Of late, there have been ads of some new mutual fund offering via new fund offers (NFOs), that may have caught your attention.
NFOs, which are generally open for subscription for 15 days, is a first-time subscription offer for a new scheme launched by asset management companies.
Similar to IPOs (Initial Public Offerings), these are launched in the market to raise funds from the public at a fixed offer price so as to generate initial capital to build a diversified portfolio for the mutual fund.
Once the window of an NFO closes, these will be available for a regular subscription like any other open-ended mutual fund scheme.
NFOs currently open for subscription:
|Name of the mutual fund scheme||NFO closing date|
|Nippon India Nifty Smallcap 250 Index Fund||Friday, October 09, 2020|
|ICICI Prudential ESG Fund||Monday, October 12, 2020|
|Principal Large Cap Fund||Monday, October 05, 2020|
Points to consider before you invest in an NFO
The new scheme will spell out its mandate- that is how and where it will allocate its money. You can do some research and reading on the offer.
The category of assets or theme it invests in will be a defining factor in its ability to provide higher returns or at least decent returns.
For example, a large-cap mutual fund is considered less risky than the small-cap category, however, small caps hold the possibility of high returns.
As an investor, you must ascertain if the scheme mandate suits their own risk profile and goals.
AMCs launch a new scheme to widen their product base or a particular scheme may be launched when a particular theme becomes popular in the market.
While the theme or sector may be doing good at the launch of the NFO, as an investor, you may want to look at the long-term sustenance of good returns on the scheme.
At present, the market is highly volatile and is likely to stay volatile as investors await the outcome of the US Presidential elections and the progress in combating COVID-19 globally. There are chances that the mutual fund schemes recently launched or to be launched may yield good results ( based on the category of assets they are invested in) because the managers can take advantage of the present volatility to structure a portfolio that will do well when the markets recover.
Unlike an existing mutual fund scheme which is mandated to stay fully invested, a fund manager in a new scheme may be able to play with the current volatility to the scheme's advantage.
Therefore, the timing of the launch plays is important as yields will vary based on when you enter a scheme.
When you go shopping online, it is most likely that you read reviews on the product before you make a purchase. In case of a mutual fund scheme, the track record on returns generated by the scheme in the past few years could be an equivalent of a product review. It helps you gain some insight into the fund manager's performance and compare the returns with that of a benchmark index like Sensex.
The primary reason to invest in mutual funds over self-investment is that these schemes are managed by experts who actively manage the flow of money. The only practical way to measure a scheme's performance with another would be comparing returns from the scheme with another scheme, if not an over-all market index.

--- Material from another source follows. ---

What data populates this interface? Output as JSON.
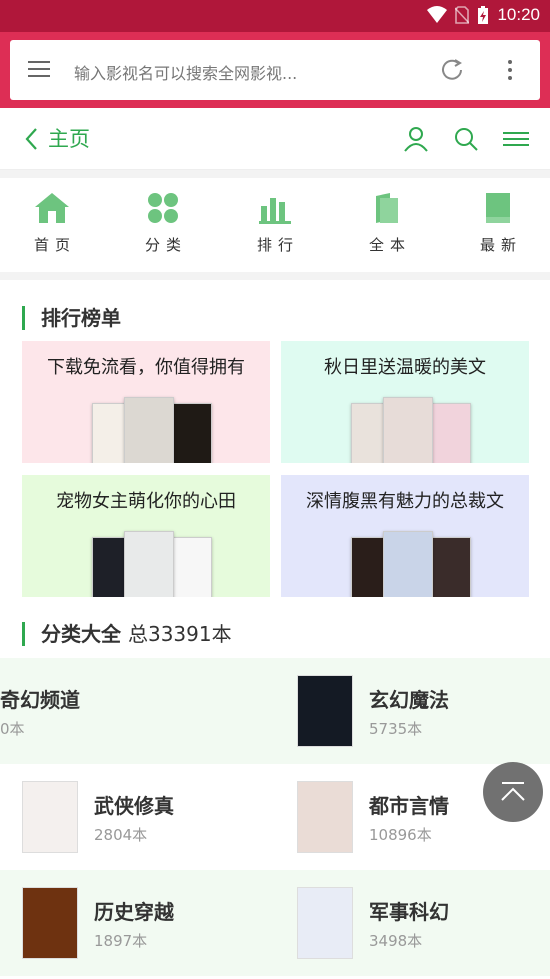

With an NFO, you do not have the option to trace the footprint of the scheme. You might have to rely on the track record of other schemes provided by the AMC, which basically means you have to rely on the fund house's overall performance and reputation.
If the AMC is a new player, you can only wait to see how it manages to establish its credentials.
Should you invest in NFOs?
The decision to invest will include factors beyond those already mentioned. You may want to consider a new scheme if you think that the theme will help in your investment portfolio and if such a scheme is not currently available in the open market with another fund house. Consider schemes which may have something different to offer or from a fund house that has an established track record.
It is also advised not to start a SIP (Systematic Investment Plan) with an NFO. You may want to wait and see if the mutual fund scheme is being executed well before you decide on a long term commitment like a SIP.
The article is informational and is not a solicitation to buy, sell in securities mentioned in the article. Greynium Information Technologies Pvt Ltd, its subsidiaries, associates and the author do not accept culpability for losses and/or damages arising based on information in this article.